“We don’t take vacations, at least those of us who are responsible don’t. There’s always something to do that nobody else can do. Oh, there are hours free, if you’re lucky even days. But it’s never predictable. The only reason that I can even count on being on planet for the next month is because Kaia and I are filling in for your father. And if an emergency comes up I may not even have time to work with you.”

“You make it sound like being a slave.”

“Not that bad. Certainly there’s a lot more choice, and more things to enjoy when you do have the time. But the main difference is that the discipline is from inside yourself, instead of being imposed from outside. I wish,” he added grimly, “that Zhaim understood that.”

from Homecoming.

One of the basic assumptions of my fiction is that the R’il’nai, and other star-faring species, are inherently peaceful. The idea is that any species that cannot learn to get along with other sentient beings will, in the course of developing the technology necessary for star flight, kill itself off or at the least knock itself back to barbarism. “Watch, but watch only,” is the rule for nascent intelligent species. I am assuming that applies to Earth.

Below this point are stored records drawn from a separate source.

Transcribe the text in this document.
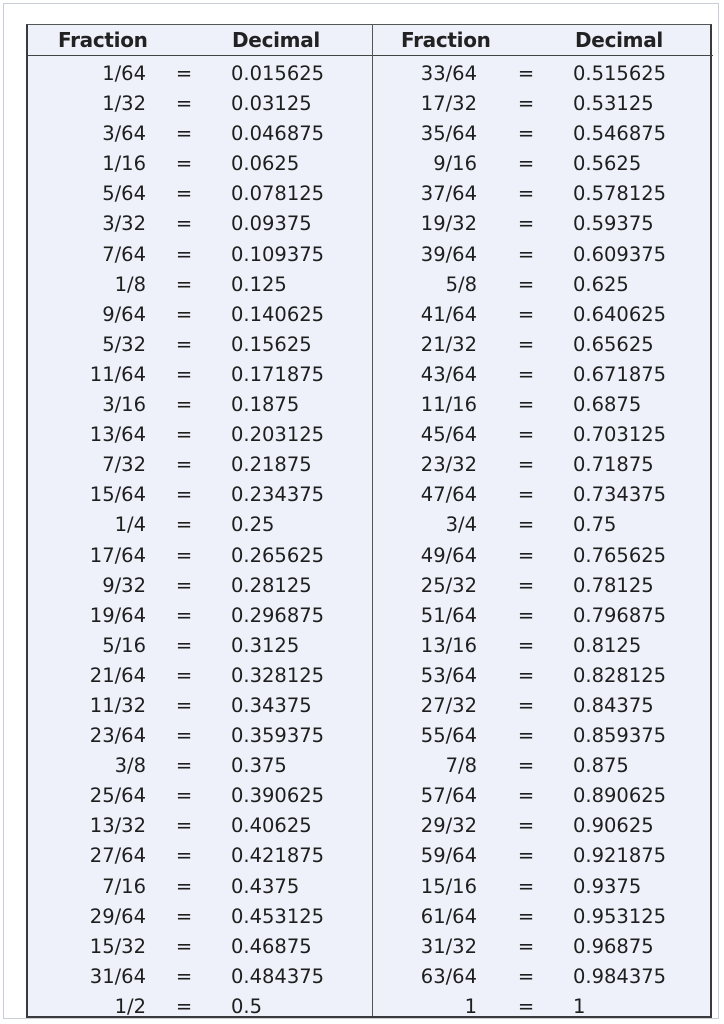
Fraction	Decimal
1/64 = 0.015625
1/32 = 0.03125
3/64 = 0.046875
1/16 = 0.0625
5/64 = 0.078125
3/32 = 0.09375
7/64 = 0.109375
1/8 = 0.125
9/64 = 0.140625
5/32 = 0.15625
11/64 = 0.171875
3/16 = 0.1875
13/64 = 0.203125
7/32 = 0.21875
15/64 = 0.234375
1/4 = 0.25
17/64 = 0.265625
9/32 = 0.28125
19/64 = 0.296875
5/16 = 0.3125
21/64 = 0.328125
11/32 = 0.34375
23/64 = 0.359375
3/8 = 0.375
25/64 = 0.390625
13/32 = 0.40625
27/64 = 0.421875
7/16 = 0.4375
29/64 = 0.453125
15/32 = 0.46875
31/64 = 0.484375
1/2 = 0.5
Fraction	Decimal
33/64 = 0.515625
17/32 = 0.53125
35/64 = 0.546875
9/16 = 0.5625
37/64 = 0.578125
19/32 = 0.59375
39/64 = 0.609375
5/8 = 0.625
41/64 = 0.640625
21/32 = 0.65625
43/64 = 0.671875
11/16 = 0.6875
45/64 = 0.703125
23/32 = 0.71875
47/64 = 0.734375
3/4 = 0.75
49/64 = 0.765625
25/32 = 0.78125
51/64 = 0.796875
13/16 = 0.8125
53/64 = 0.828125
27/32 = 0.84375
55/64 = 0.859375
7/8 = 0.875
57/64 = 0.890625
29/32 = 0.90625
59/64 = 0.921875
15/16 = 0.9375
61/64 = 0.953125
31/32 = 0.96875
63/64 = 0.984375
1 = 1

Jarn broke that rule, not only by hybridizing with our primate ancestors, but by teaching them the technology needed to get him back to his home. The other R’il’nai of his time were horrified, but could not really blame him for wanting to get home, or blame the Humans for learning what he had to teach them. They did, however, feel responsible for Humans being in space—a responsibility that became deeply ingrained not only in their R’il’nian descendants, but in the majority of the R’il’noids, the crossbreds.

The majority.

For the R’il’noids, the sense of responsibility tends to develop rather slowly with age. Derik’s wild youth is not unusual, but the gradual increase in the percentage of R’il’noids that never feel any responsibility toward Humans is just beginning to be a problem at the start of Homecoming, as is the decoupling of the Çeren index from those abilities of the R’il’noids most needed to help the Humans mature into a race that can co-exist with the other star-faring species.

The Maungs? I don’t really get into them in Homecoming, but they are incompatible, not hostile. They are as upset by the fact that what should be the nervous system of an adult Maung is infecting a Human when it should be one of their own kind as the Humans are—and one of the chief duties of the R’il’nai (and the R’il’noids) is to keep the two species apart.

So what do you think? Should we feel a sense of responsibility toward each other? Should those with exceptional talents use them for the benefit of society as a whole?